闻言,沈修瑾陡然止住了话语,修长的手掌伸出:“手机给我。”
电话里似乎说了什么,沈修瑾深黑眸子骤缩,沉声道了句:“看顾好她,我现在过去。”
话落挂了电话,倏然起身,“四少,今日临时有事,改日再详谈。”
四少伸手作“请”,笑道:“沈总,我们改日再约。”
沈修瑾深邃的目光,在四少怀中那女人身上顿住,眯着的眼细细的打量,虽然只是一个侧影,但他十分确定,他绝对不认识这个女人,所认识的女人之中,就没有身形瘦得几乎病态的,
想到此,眸光意味深长地落在了那位京少的身上,传闻这位京少玩心很大,荤素不忌,原来,他还好这一口。
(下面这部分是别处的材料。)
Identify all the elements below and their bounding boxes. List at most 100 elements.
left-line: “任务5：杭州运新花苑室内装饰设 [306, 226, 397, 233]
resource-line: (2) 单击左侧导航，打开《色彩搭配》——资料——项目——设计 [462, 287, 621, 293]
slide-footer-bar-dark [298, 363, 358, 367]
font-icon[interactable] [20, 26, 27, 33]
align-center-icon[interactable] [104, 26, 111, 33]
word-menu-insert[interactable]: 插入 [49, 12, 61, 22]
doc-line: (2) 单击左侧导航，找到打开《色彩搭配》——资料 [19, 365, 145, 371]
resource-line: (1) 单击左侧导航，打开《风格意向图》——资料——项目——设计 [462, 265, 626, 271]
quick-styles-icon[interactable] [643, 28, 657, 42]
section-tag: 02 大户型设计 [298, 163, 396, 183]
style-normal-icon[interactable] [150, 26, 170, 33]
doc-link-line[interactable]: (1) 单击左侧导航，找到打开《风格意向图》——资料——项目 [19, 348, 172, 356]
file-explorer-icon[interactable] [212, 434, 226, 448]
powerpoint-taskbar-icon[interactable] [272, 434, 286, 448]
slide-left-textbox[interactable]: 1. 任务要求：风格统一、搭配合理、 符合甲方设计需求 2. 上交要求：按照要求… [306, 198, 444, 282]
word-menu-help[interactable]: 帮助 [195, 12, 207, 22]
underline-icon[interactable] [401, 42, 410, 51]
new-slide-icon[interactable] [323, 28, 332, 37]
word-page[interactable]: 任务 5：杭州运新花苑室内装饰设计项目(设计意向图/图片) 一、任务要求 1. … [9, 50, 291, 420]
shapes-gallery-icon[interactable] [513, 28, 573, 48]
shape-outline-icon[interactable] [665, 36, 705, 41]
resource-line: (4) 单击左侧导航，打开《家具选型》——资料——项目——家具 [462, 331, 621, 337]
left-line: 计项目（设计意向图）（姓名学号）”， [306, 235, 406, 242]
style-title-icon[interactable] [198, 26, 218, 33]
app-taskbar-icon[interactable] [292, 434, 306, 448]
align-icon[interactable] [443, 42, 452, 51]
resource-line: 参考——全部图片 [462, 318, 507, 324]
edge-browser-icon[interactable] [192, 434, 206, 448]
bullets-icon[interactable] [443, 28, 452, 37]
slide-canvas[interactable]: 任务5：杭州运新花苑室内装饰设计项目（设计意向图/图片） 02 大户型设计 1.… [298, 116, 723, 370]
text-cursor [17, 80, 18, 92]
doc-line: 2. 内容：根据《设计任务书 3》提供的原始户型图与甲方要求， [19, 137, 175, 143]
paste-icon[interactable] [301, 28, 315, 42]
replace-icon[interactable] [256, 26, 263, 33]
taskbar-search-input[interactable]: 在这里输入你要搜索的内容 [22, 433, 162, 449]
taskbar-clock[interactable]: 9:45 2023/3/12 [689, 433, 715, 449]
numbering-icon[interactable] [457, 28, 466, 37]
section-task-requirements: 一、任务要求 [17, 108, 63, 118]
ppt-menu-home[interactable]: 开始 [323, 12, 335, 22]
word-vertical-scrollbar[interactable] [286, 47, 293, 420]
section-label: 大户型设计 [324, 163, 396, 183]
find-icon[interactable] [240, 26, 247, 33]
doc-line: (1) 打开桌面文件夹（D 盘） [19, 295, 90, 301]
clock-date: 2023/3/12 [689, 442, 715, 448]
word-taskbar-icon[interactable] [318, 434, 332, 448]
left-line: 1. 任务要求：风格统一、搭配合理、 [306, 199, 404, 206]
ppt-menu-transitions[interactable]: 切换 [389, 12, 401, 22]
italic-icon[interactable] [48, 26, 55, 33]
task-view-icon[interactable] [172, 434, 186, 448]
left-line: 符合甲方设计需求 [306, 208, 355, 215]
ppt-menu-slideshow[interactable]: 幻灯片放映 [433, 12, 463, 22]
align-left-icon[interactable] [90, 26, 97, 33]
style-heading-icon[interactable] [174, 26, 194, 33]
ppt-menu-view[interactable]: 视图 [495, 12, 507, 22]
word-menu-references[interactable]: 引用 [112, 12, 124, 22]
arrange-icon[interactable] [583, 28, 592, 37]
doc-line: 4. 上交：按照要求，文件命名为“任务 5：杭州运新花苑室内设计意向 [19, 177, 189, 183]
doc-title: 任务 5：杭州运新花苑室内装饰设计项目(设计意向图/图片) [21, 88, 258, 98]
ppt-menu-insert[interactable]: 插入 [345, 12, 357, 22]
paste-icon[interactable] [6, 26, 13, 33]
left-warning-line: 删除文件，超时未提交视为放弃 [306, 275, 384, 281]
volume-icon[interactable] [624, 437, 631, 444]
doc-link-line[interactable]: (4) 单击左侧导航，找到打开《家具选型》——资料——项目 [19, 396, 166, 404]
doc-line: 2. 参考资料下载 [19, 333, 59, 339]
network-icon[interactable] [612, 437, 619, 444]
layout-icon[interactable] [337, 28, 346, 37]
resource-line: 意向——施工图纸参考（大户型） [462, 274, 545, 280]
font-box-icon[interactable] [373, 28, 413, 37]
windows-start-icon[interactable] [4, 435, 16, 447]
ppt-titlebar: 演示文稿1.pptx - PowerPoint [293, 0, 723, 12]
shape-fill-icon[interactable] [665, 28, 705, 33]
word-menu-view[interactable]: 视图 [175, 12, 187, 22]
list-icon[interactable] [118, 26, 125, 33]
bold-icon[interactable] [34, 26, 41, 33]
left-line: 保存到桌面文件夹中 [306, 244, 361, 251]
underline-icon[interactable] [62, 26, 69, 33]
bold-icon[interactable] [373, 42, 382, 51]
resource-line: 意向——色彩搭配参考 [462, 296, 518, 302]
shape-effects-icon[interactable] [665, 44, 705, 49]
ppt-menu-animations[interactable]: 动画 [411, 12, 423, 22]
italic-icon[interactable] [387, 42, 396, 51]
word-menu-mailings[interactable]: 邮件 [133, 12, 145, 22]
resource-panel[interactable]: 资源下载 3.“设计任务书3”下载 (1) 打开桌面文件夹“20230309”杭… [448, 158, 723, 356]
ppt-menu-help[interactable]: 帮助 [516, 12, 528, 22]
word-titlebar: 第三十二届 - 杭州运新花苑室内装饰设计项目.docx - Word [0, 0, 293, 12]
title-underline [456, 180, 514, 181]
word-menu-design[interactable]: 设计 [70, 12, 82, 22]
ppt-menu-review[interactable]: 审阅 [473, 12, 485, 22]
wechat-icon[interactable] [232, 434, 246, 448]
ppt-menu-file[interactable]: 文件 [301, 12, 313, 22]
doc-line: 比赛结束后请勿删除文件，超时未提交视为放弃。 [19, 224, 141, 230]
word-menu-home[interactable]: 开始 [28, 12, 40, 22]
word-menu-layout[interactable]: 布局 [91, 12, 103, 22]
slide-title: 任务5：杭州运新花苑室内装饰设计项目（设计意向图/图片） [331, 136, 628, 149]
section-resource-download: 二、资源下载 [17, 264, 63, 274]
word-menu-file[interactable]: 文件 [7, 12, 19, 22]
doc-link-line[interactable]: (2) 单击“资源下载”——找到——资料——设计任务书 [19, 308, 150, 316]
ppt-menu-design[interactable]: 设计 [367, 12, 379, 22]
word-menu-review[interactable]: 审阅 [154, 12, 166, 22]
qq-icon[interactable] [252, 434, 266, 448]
只是……心里那抹烦躁就是怎么也消不掉!他眼中也一抹探究,难道与她有关?随即又自觉可笑,一个陌生人罢了。
抬起修长的腿往前迈了几步,
四少也眯起来眼,将沈修瑾刚才不动声色的打量看在眼里,依旧含笑,只是笑容有些微冷:“沈总,朋友妻不可戏。”
朋友妻不可戏?
沈修瑾挑了挑眉,顿住脚步,深深看了四少一眼。
“收起你的堤防,我没兴趣和你抢女人。”
目光还游离在四少怀中的女人身上:“尤其,我不喜欢一身骨头架子。”
转身,抬脚,利落地迈出包厢。
终于,走了。
女人缓缓地松了一口气,身上的冷汗像是跑完马拉松一样,劫后余生,半晌。
“谢谢你。”女人粗噶的嗓音沙哑道。
四少松开了她,抱着手臂打量她。
勾起了唇角:“喂,你听到了,一身骨头架子。”
说着还嫌弃道:“啧,抱着真硌手。小爷今天吃大亏了。”
“不是我说你啊,该胖胖该瘦瘦才对,为了追求美,没了底线的节食减肥,也没看你好看到哪儿去啊。以后别瞎减肥啊。”
简童嘴里一阵苦涩……减肥吗?
这哪里是减肥减出来的啊,她也曾拥有姣好的身材,精致的容貌,如今,只剩下破败的身体。
女人沉默着,没有解释什么,只是安静地垂着脑袋,点着头,说:“好。”
阿鹿从卫生间里出来。
一旁的银白发的安乔扫了她一眼,扯了扯嘴角,嘲弄道:“怎么,上个卫生间这么久?掉马桶里了?”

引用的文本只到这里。